Начиная с эпохи классицизма, можно уже с полной уверенностью говорить о системе и структуре создаваемого актером сценического образа как о таком образовании, которое составляется из автономных подсистем, причем каждая из них явственно проявляет себя как система, элементы которой «комбинируются» не только между собою, но и с элементами другой подсистемы. На разных этапах творческого процесса, так же как и в различных театральных моделях, эти комбинации будут строиться по-разному. И если говорить в целом — при наличии и возможности исключений из правила, происходит эта структурализация в первую голову за счет усложнения всей системы, ее дифференциации. Возьмем, к примеру, эпоху Чехова и Московского Художественного театра. Что изменилось здесь с точки зрения нашего предмета? Высокая мера субъектности артиста, очевидно, не только не снизилась, но упрочилась. Критика актера этого театра как актера-винтика, актера-материала сегодня выглядит вполне анахронизмом. Изменились на этом относительно устойчивом фоне представления о роли, в глубине которых оказалось новое представление о человеке, взгляд на него как на явление динамически текучее.

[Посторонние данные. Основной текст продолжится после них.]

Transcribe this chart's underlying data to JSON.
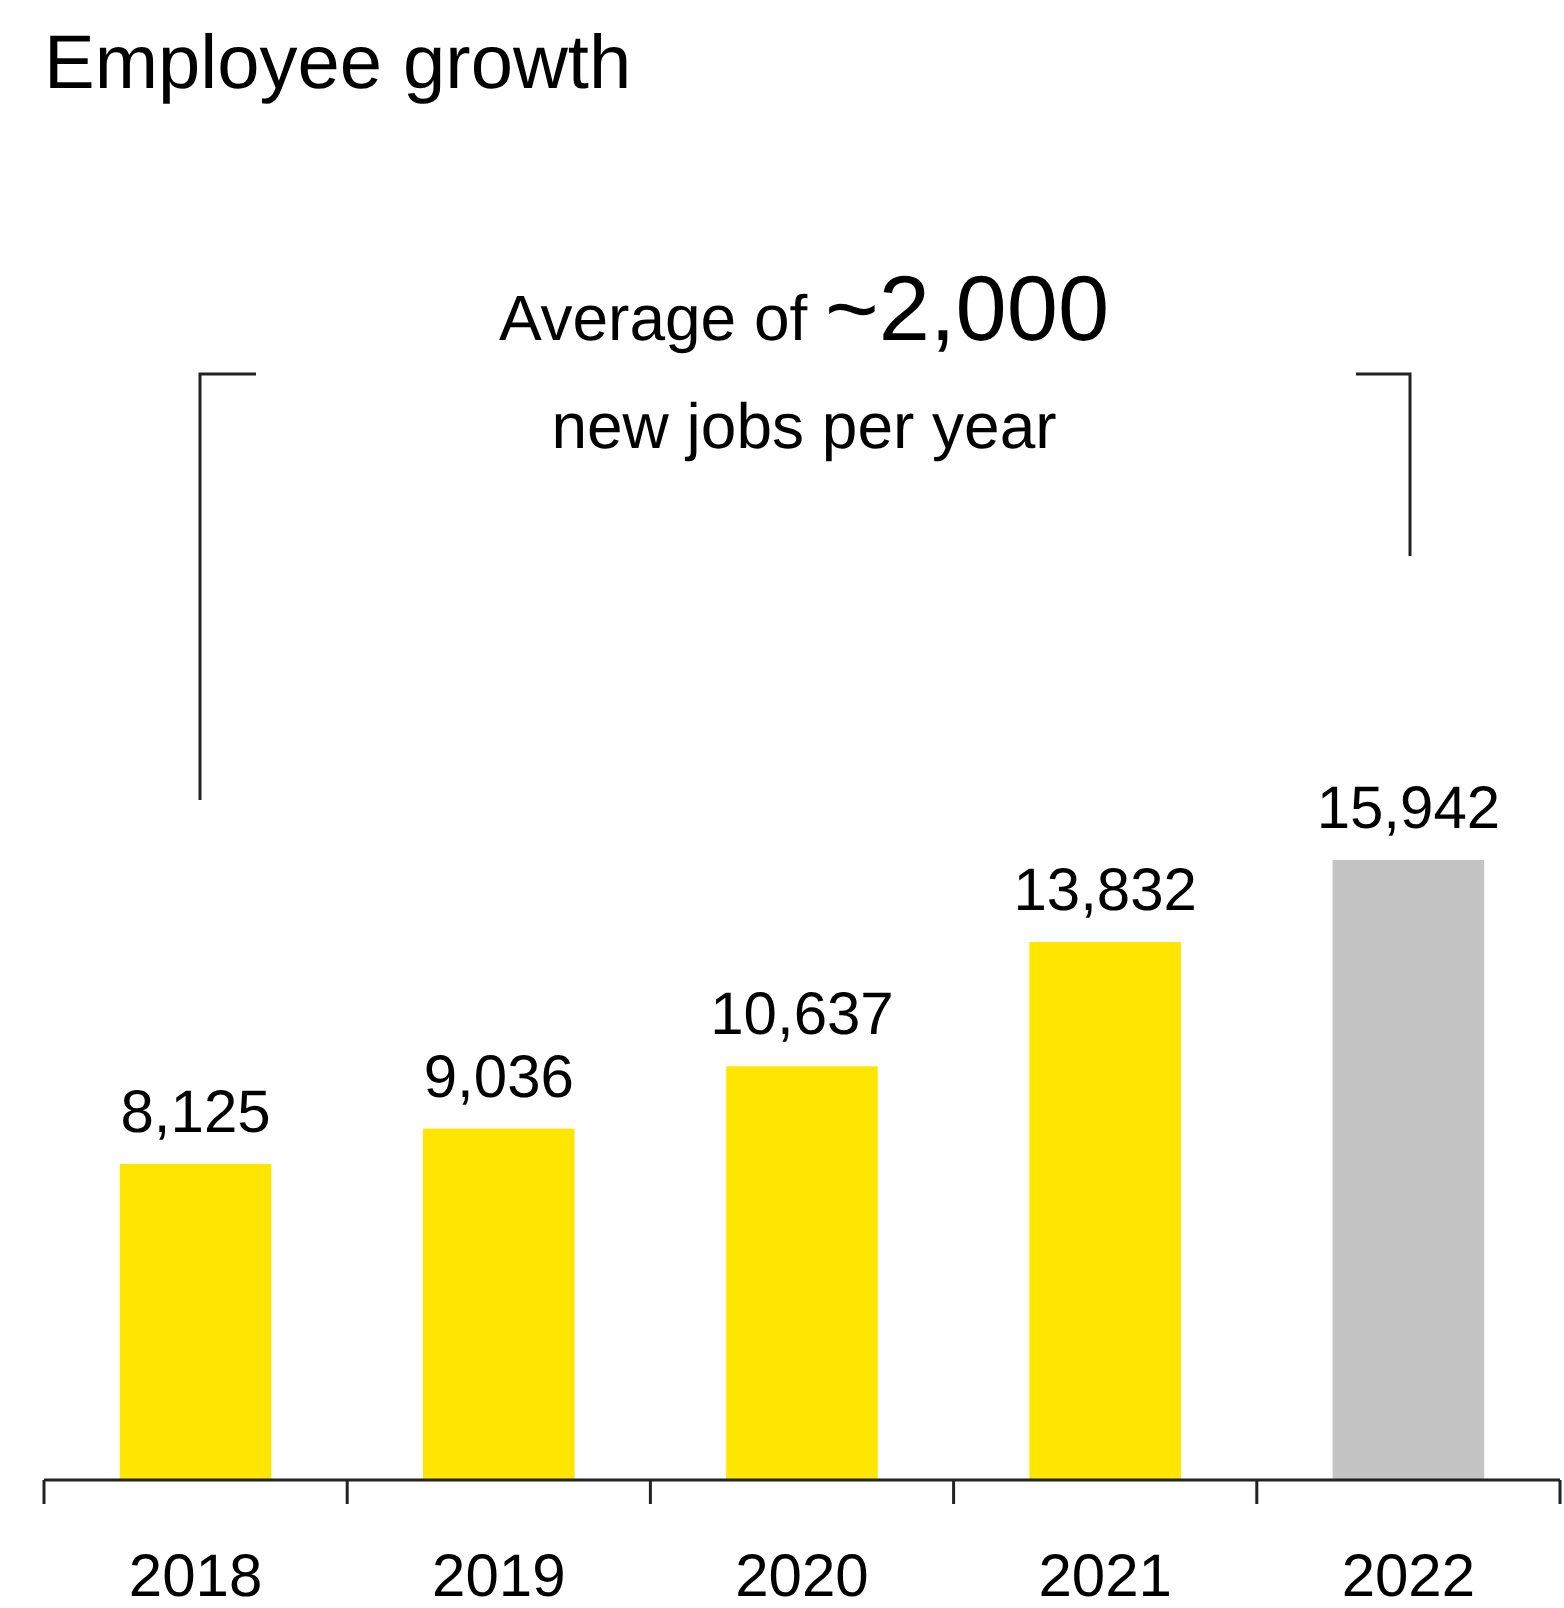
{
  "chart_data": {
    "type": "bar",
    "title": "Employee growth",
    "categories": [
      "2018",
      "2019",
      "2020",
      "2021",
      "2022"
    ],
    "values": [
      8125,
      9036,
      10637,
      13832,
      15942
    ],
    "colors": [
      "#ffe600",
      "#ffe600",
      "#ffe600",
      "#ffe600",
      "#c4c4c4"
    ],
    "value_labels": [
      "8,125",
      "9,036",
      "10,637",
      "13,832",
      "15,942"
    ],
    "annotations": [
      "Average of",
      "~2,000",
      "new jobs per year"
    ]
  }
}
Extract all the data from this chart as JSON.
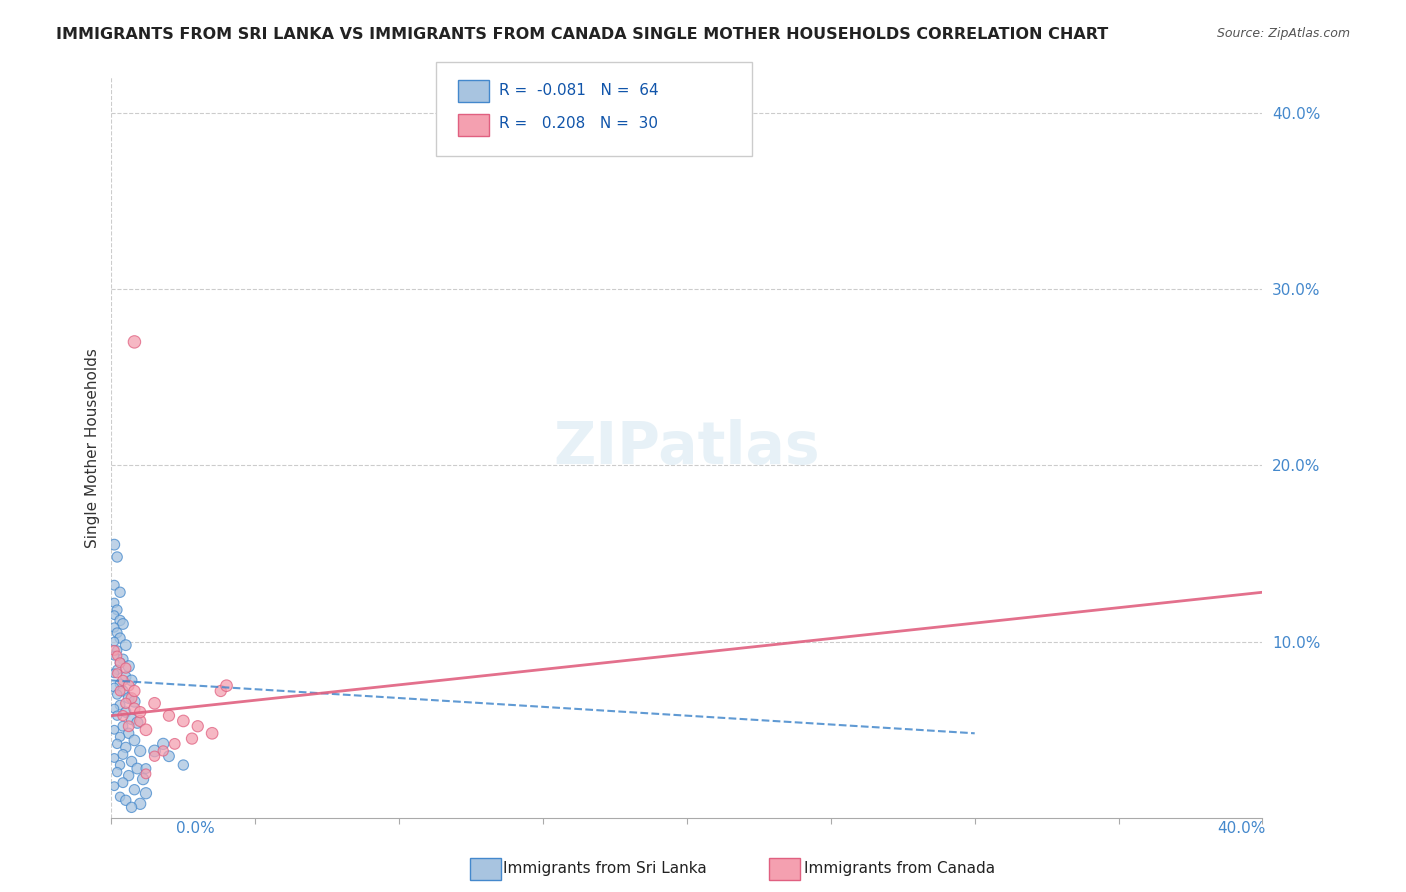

Наукам о литературе и о театре давно ясно, что «чеховский характер» в драме как будто не фиксирует определенный набор свойств. В русле модных сейчас сопоставлений пьес Чехова с античной трагедией не последнюю роль могло бы, наверное, сыграть странное сходство чеховской трактовки персонажа с аристотелевым пониманием характера как «направления воли». Относительность такого сходства доказать, конечно, проще простого, потому что чеховский драматический человек принципиально богат «свойствами». Но пренебрегать этой, по видимости поверхностной, аналогией, пожалуй, не резон. Ведь Чехов и на самом деле в определенном смысле отказывается от традиции, утвержденной драмой предшествующих эпох, в первую очередь драмой XIX века: его герой, например, может быть внутренне противоречивым, но и в этом случае сама по себе противоречивость оказывается как бы на периферии характера, не структурирует его, не организует. Проще говоря, персонаж драмы Чехова не «отмыкается» ни с помощью богатства свойств и качеств характера, ни с помощью внутренней драмы. Только {84} полнота движения в пределах целостной системы образов становится критерием объективной характеристики и просто понимания каждого из них.

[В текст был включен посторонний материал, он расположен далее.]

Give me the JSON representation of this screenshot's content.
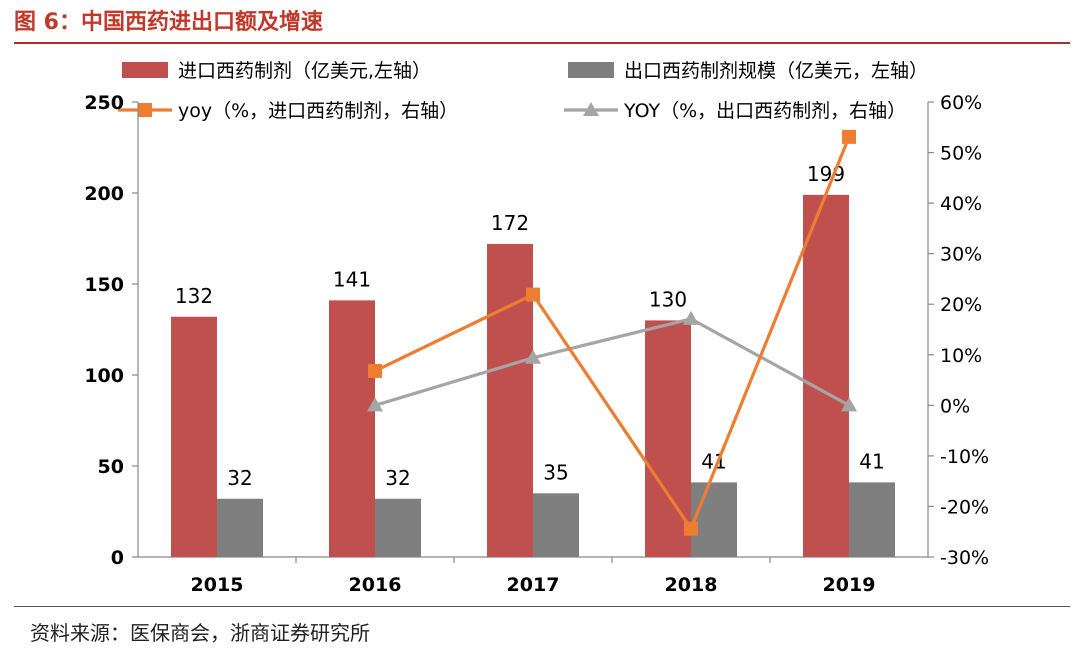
{
  "header": {
    "title": "图 6：中国西药进出口额及增速"
  },
  "source": "资料来源：医保商会，浙商证券研究所",
  "chart_data": {
    "type": "bar",
    "categories": [
      "2015",
      "2016",
      "2017",
      "2018",
      "2019"
    ],
    "series": [
      {
        "name": "进口西药制剂（亿美元,左轴）",
        "kind": "bar",
        "axis": "left",
        "color": "#c0504d",
        "values": [
          132,
          141,
          172,
          130,
          199
        ]
      },
      {
        "name": "出口西药制剂规模（亿美元，左轴）",
        "kind": "bar",
        "axis": "left",
        "color": "#7f7f7f",
        "values": [
          32,
          32,
          35,
          41,
          41
        ]
      },
      {
        "name": "yoy（%，进口西药制剂，右轴）",
        "kind": "line",
        "axis": "right",
        "color": "#ed7d31",
        "marker": "square",
        "values": [
          null,
          6.8,
          21.9,
          -24.4,
          53.1
        ]
      },
      {
        "name": "YOY（%，出口西药制剂，右轴）",
        "kind": "line",
        "axis": "right",
        "color": "#a5a5a5",
        "marker": "triangle",
        "values": [
          null,
          0,
          9.4,
          17.1,
          0
        ]
      }
    ],
    "left_axis": {
      "ylim": [
        0,
        250
      ],
      "ticks": [
        "0",
        "50",
        "100",
        "150",
        "200",
        "250"
      ]
    },
    "right_axis": {
      "ylim": [
        -30,
        60
      ],
      "ticks": [
        "-30%",
        "-20%",
        "-10%",
        "0%",
        "10%",
        "20%",
        "30%",
        "40%",
        "50%",
        "60%"
      ]
    },
    "legend": "top",
    "grid": false
  }
}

В частности, войти с такого рода человеком в действенную связь, сделать его ролью не слишком удается, если актер принципиально желает относиться к другим действующим лицам как к «партнерам». Человек в этой системе проясняется только относительно других; своего рода принцип относительности как будто введен в глубь персонажа. Можно сказать и иначе: человек в чеховской и подобной системе вообще перестает быть вещью, пусть сколь угодно сложной и автономной; в пределе он видится как система отношений. И в приложении ко всякому воспринимающему его, а особенно к тому, кто становится к нему непосредственно причастен — подобно драматическому артисту, — эта его природа объективна.

Театр эпохи Чехова вынужден был прощаться с ясной, замкнутой на себя структурой персонажа драмы. Вместо нее возникало нечто зыбкое, неопределенное, пунктирное, лишенное всякой внутренней иерархии. Тайное, но безусловное главенство «общего» в характере тоже испарилось, перед глазами воспринимающего оказалась уникальная индивидуальность.

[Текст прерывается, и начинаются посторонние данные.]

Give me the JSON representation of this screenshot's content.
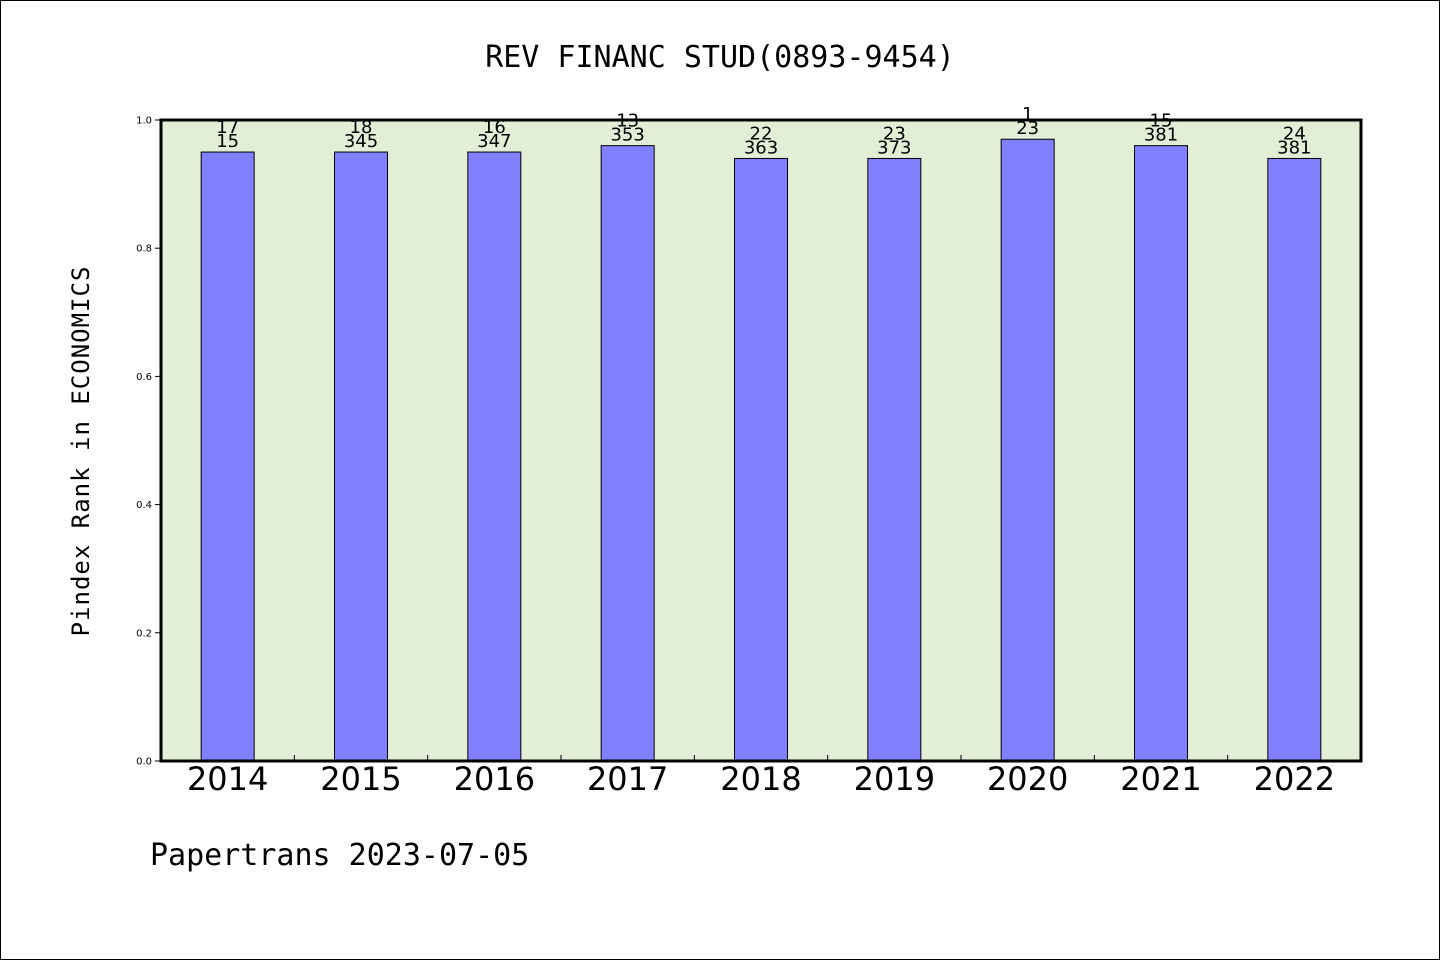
{
  "chart_data": {
    "type": "bar",
    "title": "REV FINANC STUD(0893-9454)",
    "xlabel": "",
    "ylabel": "Pindex Rank in ECONOMICS",
    "categories": [
      "2014",
      "2015",
      "2016",
      "2017",
      "2018",
      "2019",
      "2020",
      "2021",
      "2022"
    ],
    "values": [
      0.95,
      0.95,
      0.95,
      0.96,
      0.94,
      0.94,
      0.97,
      0.96,
      0.94
    ],
    "rank_labels": [
      "17",
      "18",
      "16",
      "13",
      "22",
      "23",
      "1",
      "15",
      "24"
    ],
    "total_labels": [
      "15",
      "345",
      "347",
      "353",
      "363",
      "373",
      "23",
      "381",
      "381"
    ],
    "ylim": [
      0,
      1.0
    ],
    "yticks": [
      "0.0",
      "0.2",
      "0.4",
      "0.6",
      "0.8",
      "1.0"
    ],
    "grid": false,
    "legend": "none",
    "colors": {
      "bar": "#8080ff",
      "plot_background": "#e2efd6",
      "axis": "#000000"
    }
  },
  "footer": "Papertrans 2023-07-05"
}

Естественный перенос центра внимания с персонажа-«вещи» на персонаж-«процесс» — изменение сильное и объективное. Здесь нельзя делать вид, будто речь только о существенном акценте: персонаж в эпоху Чехова не просто «повернулся» к читателю, зрителю, исследователю новой стороной — эта сторона была на деле важней, чем его собственная системность. Но это объективно же нисколько не упростило ситуацию роли. Напротив, ситуация эта усложнилась.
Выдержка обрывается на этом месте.